Continuing obligations/periodic reporting
Continuing obligations/periodic reporting

[Last updated: 1 January 2024, unless otherwise noted]

If a foreign company is already a public company in certain jurisdictions and meets certain specified conditions, such as a maximum number of Canadian security holders, it may be exempted from certain continuous disclosure obligations expected of Canadian domestic issuers and foreign issuers in unrecognized jurisdictions.

Reporting issuers in the following jurisdictions may be exempt from certain Canadian continuous disclosure obligations:

Australia

France

Germany

Hong Kong

Italy

Japan

Mexico

the Netherlands

New Zealand

Singapore

South Africa

 

Spain

Sweden

Switzerland

United Kingdom

United States

 As required by Canadian securities laws, TSX-listed companies are required to satisfy rules with respect to material corporate developments, including:

  • A company must disclose major corporate acquisitions or dispositions with the exchange in accordance with its general obligation to disclose actual or proposed developments that are likely to give rise to material information. A company effecting a significant acquisition must file a business acquisition report within 75 days after the date of the acquisition.
  • Annual meetings. Every company must hold its annual meeting of shareholders within six months from the end of its fiscal year, or at such earlier time as is required by applicable legislation. All companies must give notice to the TSX and the market within a specified time period of each shareholders' meeting. Notices filed publicly through SEDAR+ will satisfy this requirement. A notice of meeting, proxy circular and form of proxy must be sent to shareholders and filed.
  • Declaration of dividends. A company must promptly notify the TSX as soon as a dividend is declared.
  • Material information. A company must disclose material information concerning its business and affairs immediately after management become aware of the existence of material information, or in the case of information previously known, upon it becoming apparent that the information is material.
  • Shareholder approval. Minority shareholder approval and/or valuation are required for certain transactions, depending on their nature and materiality. The rules that apply to related and connected party transactions are complex and require specific consideration based on the circumstances involved.

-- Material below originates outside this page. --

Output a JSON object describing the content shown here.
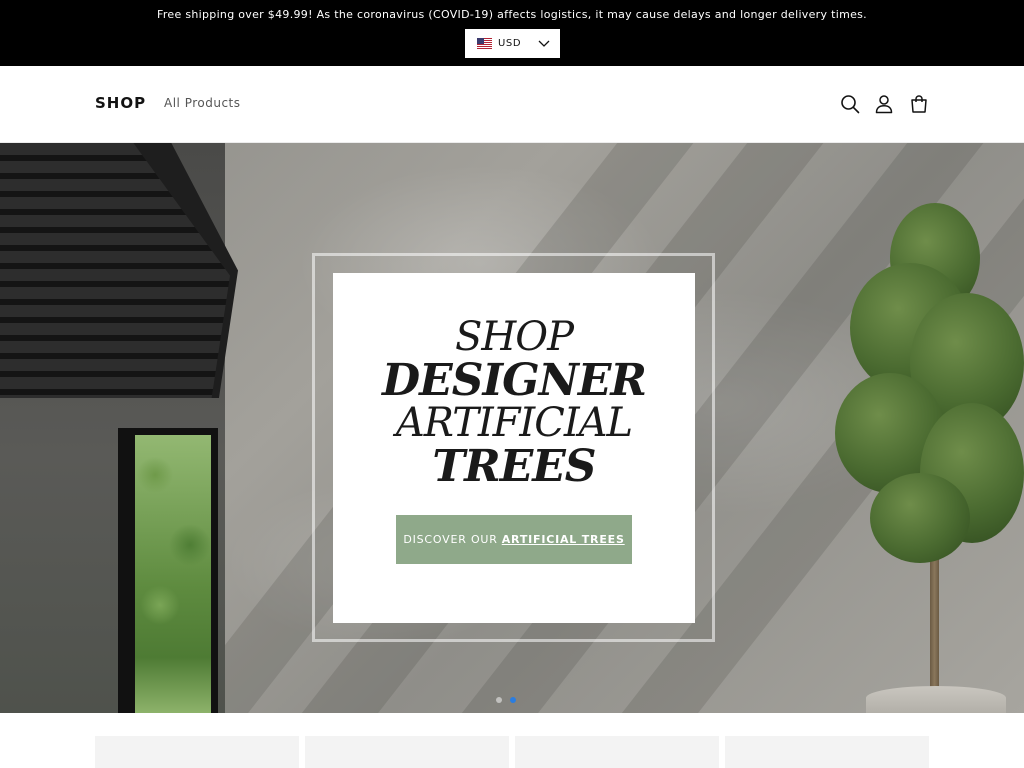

In addition to the disclosure requirements listed above, a non-exempt listed company must also seek the permission of the TSX in order to carry out certain transactions. Specifically, these include transactions involving insiders or other related parties of the non-exempt issuer and which do not involve an issuance or potential issuance of listed securities, or that are initiated or undertaken by the company and materially affect control. If the value of the consideration to be received by the insider or other related party exceeds 2% of the company's market capitalization, TSX will require that:

  • The proposed transaction be approved by the board on the recommendation of the directors who are unrelated to the transaction.
  • The value of the consideration be established in an independent report, other than for executive or director compensation for services rendered unless the consideration appears to be commercially unreasonable, as determined by the TSX.

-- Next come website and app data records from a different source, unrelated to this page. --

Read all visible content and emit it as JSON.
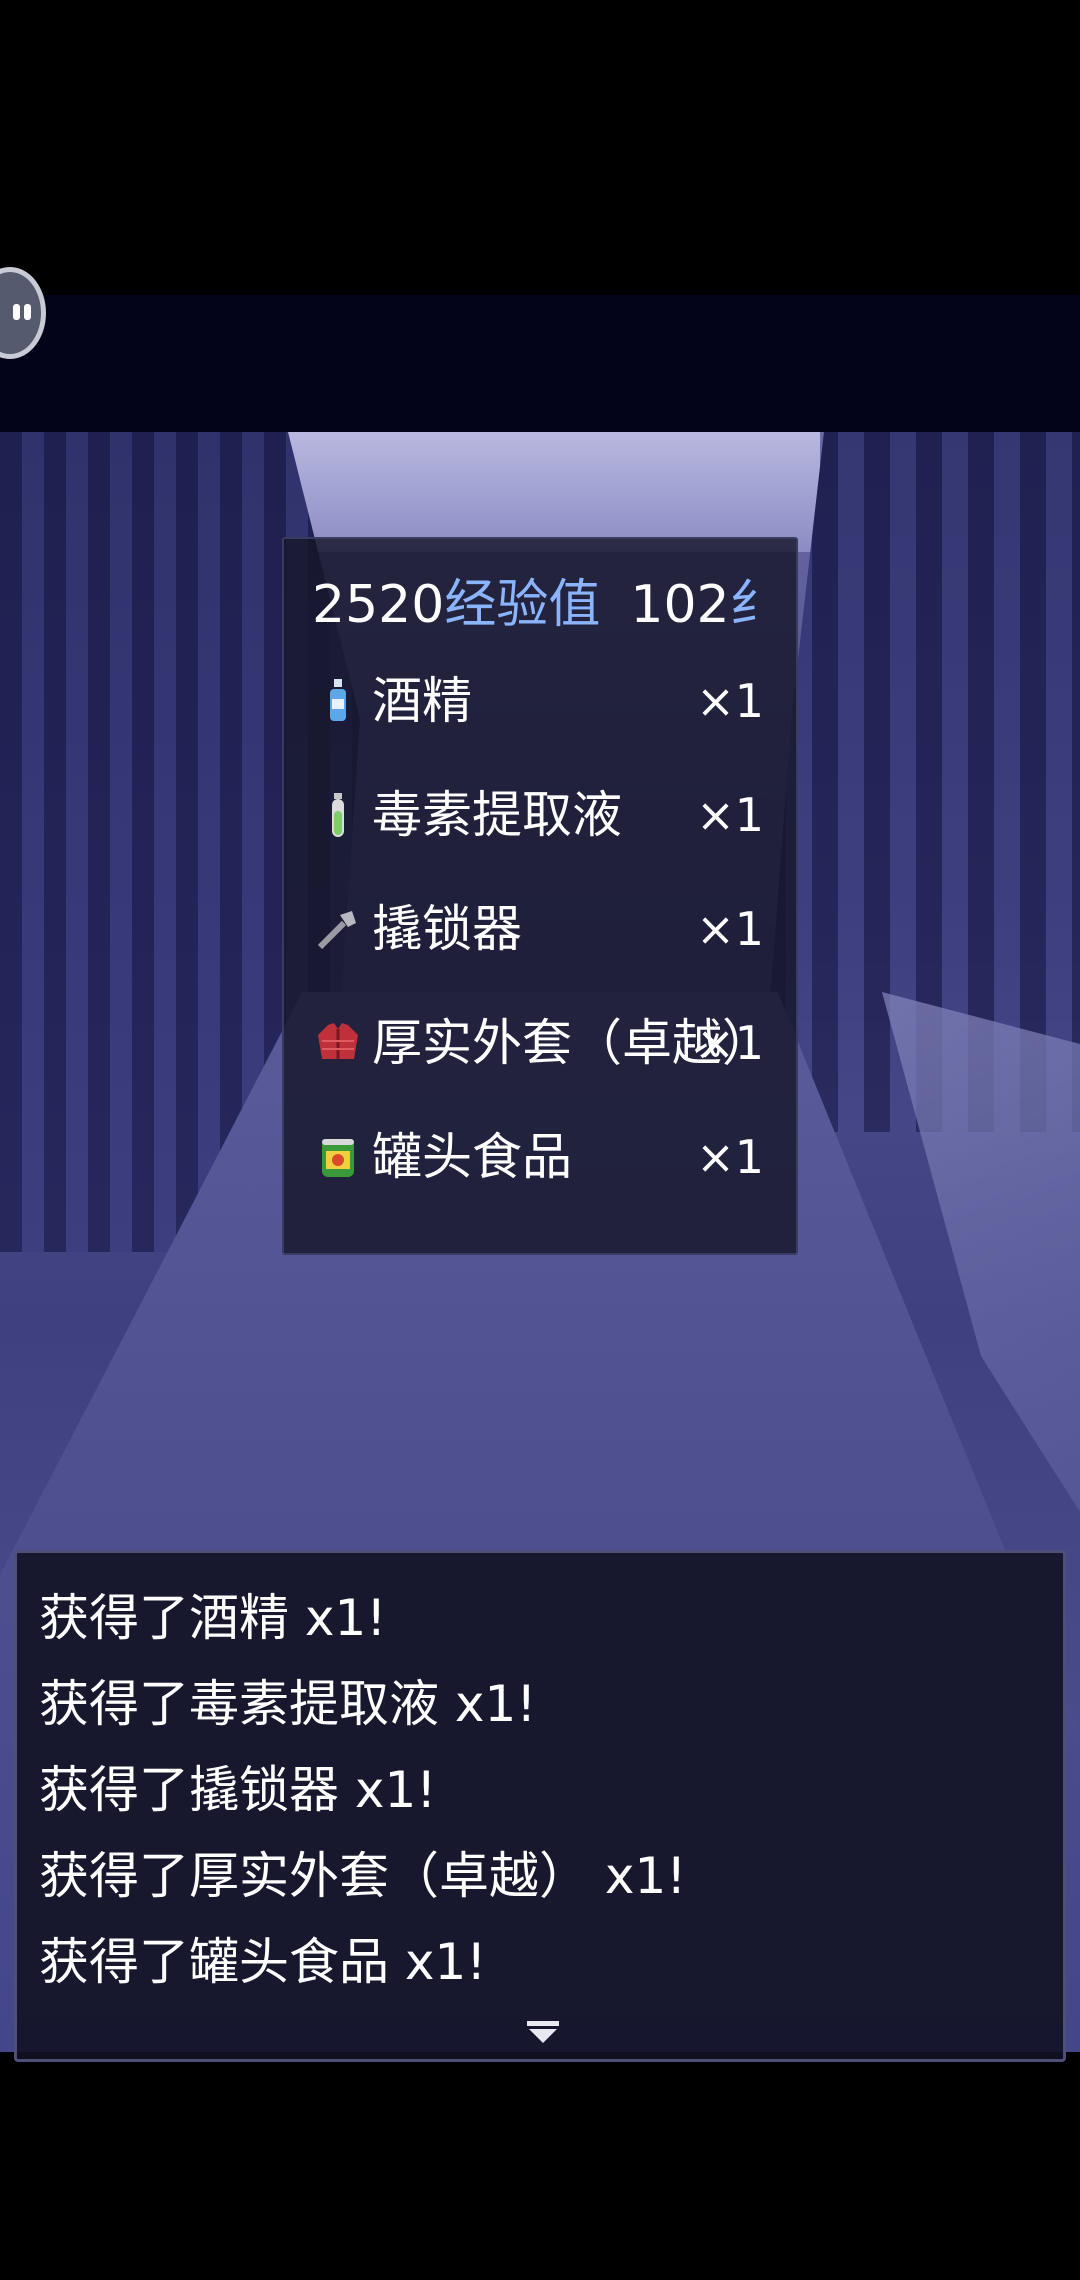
{
  "reward_window": {
    "exp_value": "2520",
    "exp_unit": "经验值",
    "second_value": "102",
    "second_unit_partial": "纟",
    "items": [
      {
        "name": "酒精",
        "qty": "×1",
        "icon": "alcohol-bottle-icon"
      },
      {
        "name": "毒素提取液",
        "qty": "×1",
        "icon": "toxin-vial-icon"
      },
      {
        "name": "撬锁器",
        "qty": "×1",
        "icon": "lockpick-icon"
      },
      {
        "name": "厚实外套（卓越）",
        "qty": "×1",
        "icon": "jacket-icon"
      },
      {
        "name": "罐头食品",
        "qty": "×1",
        "icon": "canned-food-icon"
      }
    ]
  },
  "message_box": {
    "lines": [
      "获得了酒精 x1!",
      "获得了毒素提取液 x1!",
      "获得了撬锁器 x1!",
      "获得了厚实外套（卓越） x1!",
      "获得了罐头食品 x1!"
    ],
    "continue_icon": "continue-arrow-icon"
  },
  "overlay": {
    "float_button_icon": "assistant-bubble-icon"
  },
  "colors": {
    "exp_unit": "#8bb4ff",
    "window_bg": "#16162a",
    "text": "#ffffff"
  }
}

In addition, if the value of the consideration to be received by the insider or other related party exceeds 10% of the market capitalization of the issuer, the transaction must be approved by the issuer's security holders, other than the insider or other related party.

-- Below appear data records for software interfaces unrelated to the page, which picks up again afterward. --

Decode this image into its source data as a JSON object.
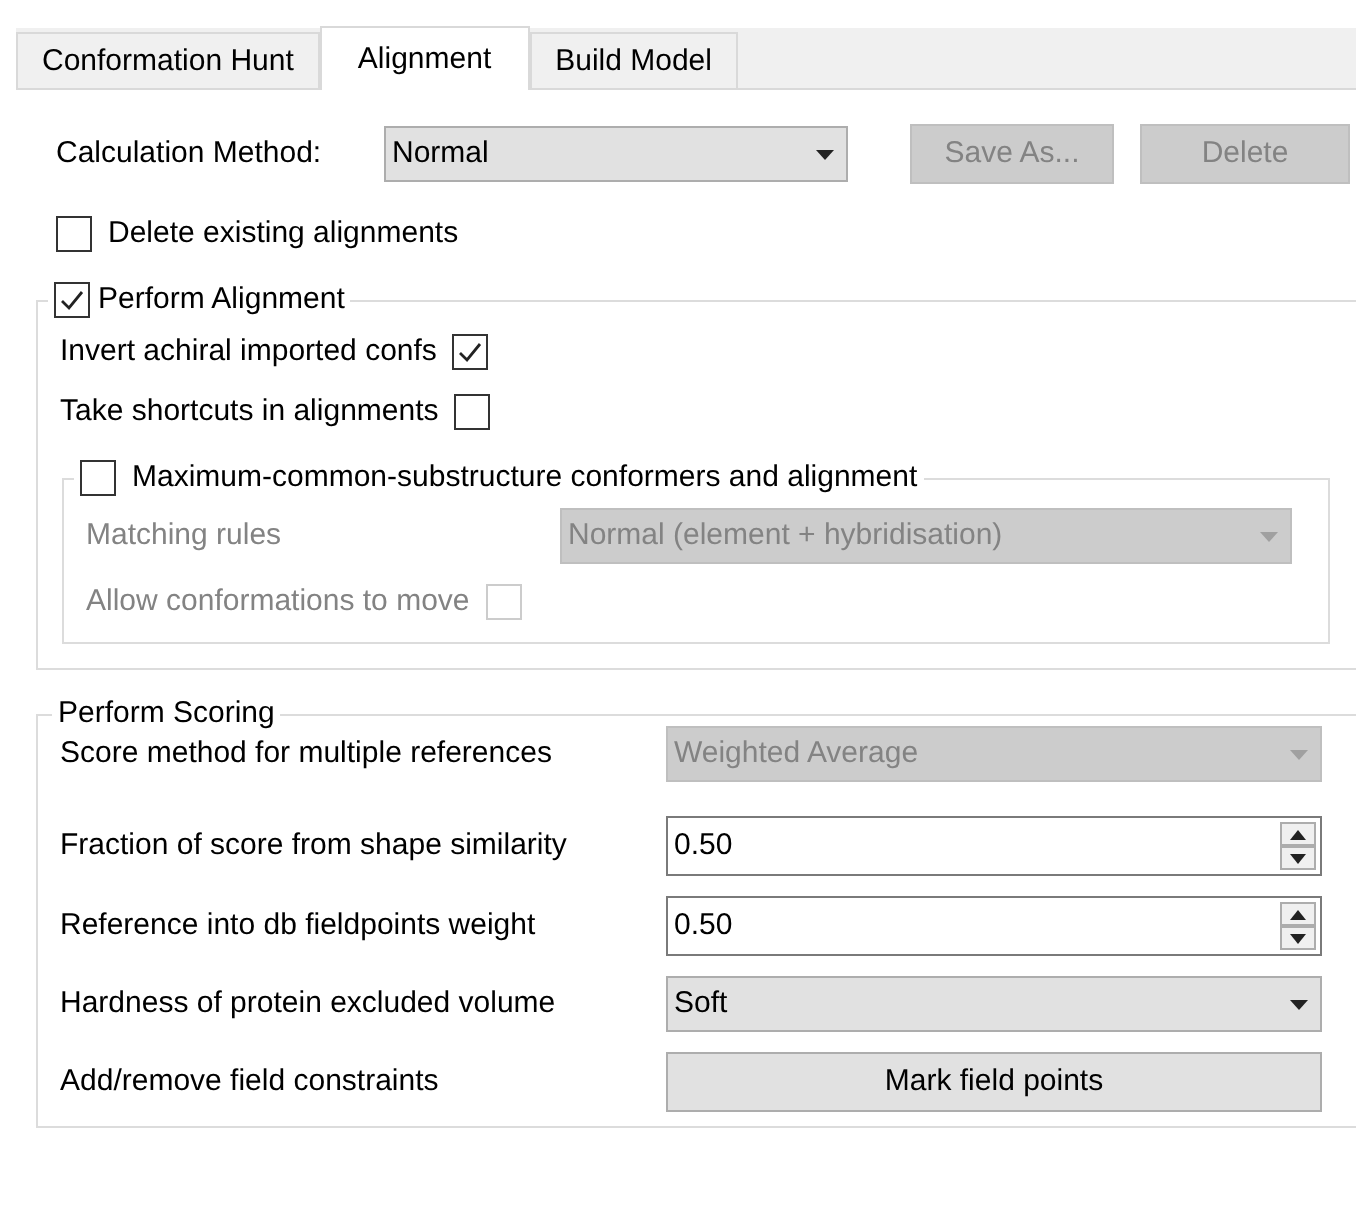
{
  "tabs": [
    {
      "label": "Conformation Hunt",
      "selected": false
    },
    {
      "label": "Alignment",
      "selected": true
    },
    {
      "label": "Build Model",
      "selected": false
    }
  ],
  "calculation_method": {
    "label": "Calculation Method:",
    "value": "Normal"
  },
  "buttons": [
    {
      "label": "Save As...",
      "disabled": true
    },
    {
      "label": "Delete",
      "disabled": true
    }
  ],
  "delete_existing": {
    "label": "Delete existing alignments",
    "checked": false
  },
  "perform_alignment": {
    "label": "Perform Alignment",
    "checked": true,
    "options": [
      {
        "label": "Invert achiral imported confs",
        "checked": true,
        "disabled": false
      },
      {
        "label": "Take shortcuts in alignments",
        "checked": false,
        "disabled": false
      }
    ],
    "mcs": {
      "label": "Maximum-common-substructure conformers and alignment",
      "checked": false,
      "matching_rules": {
        "label": "Matching rules",
        "value": "Normal (element + hybridisation)",
        "disabled": true
      },
      "allow_move": {
        "label": "Allow conformations to move",
        "checked": false,
        "disabled": true
      }
    }
  },
  "perform_scoring": {
    "title": "Perform Scoring",
    "rows": [
      {
        "kind": "select",
        "label": "Score method for multiple references",
        "value": "Weighted Average",
        "disabled": true
      },
      {
        "kind": "spin",
        "label": "Fraction of score from shape similarity",
        "value": "0.50",
        "disabled": false
      },
      {
        "kind": "spin",
        "label": "Reference into db fieldpoints weight",
        "value": "0.50",
        "disabled": false
      },
      {
        "kind": "select",
        "label": "Hardness of protein excluded volume",
        "value": "Soft",
        "disabled": false
      },
      {
        "kind": "button",
        "label": "Add/remove field constraints",
        "value": "Mark field points",
        "disabled": false
      }
    ]
  }
}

A TSX issuer is required to file annual and quarterly financial statements as well as annual and quarterly management's discussion and analysis and certification of filings (signed by the CEO and CFO), with the applicable securities commissions.

Financial statements of an issuer with securities listed only on the TSX must be filed as follows:

  • Audited annual financial statements must be filed on or before the earlier of:
    • The 90th day after the end of its most recently completed financial year.
    • The date of filing, in a foreign jurisdiction, annual financial statements for its most recently completed financial year.
  • Quarterly or interim financial statements, on or before the earlier of:
    • The 45th day after the end of its interim period.
    • The date of filing, in a foreign jurisdiction, an interim financial report for a period ending on the last day of the interim period.

Additionally, a TSX issuer is required to file an annual information form that contains material information about the company and its business, including its operations, prospects and risks.

Insider trading, tipping or recommending trades with material information that has not been generally disclosed may be a quasi-criminal offence resulting in fines and/or imprisonment. The application of these rules (insider trading laws) is not dependent upon securities being listed upon a particular exchange. Insider trading is largely regulated by securities law, rather than by the policies or actions of the TSX. A company that is a reporting issuer or has securities that are publicly traded and persons in a "special relationship" with them are subject to insider trading laws.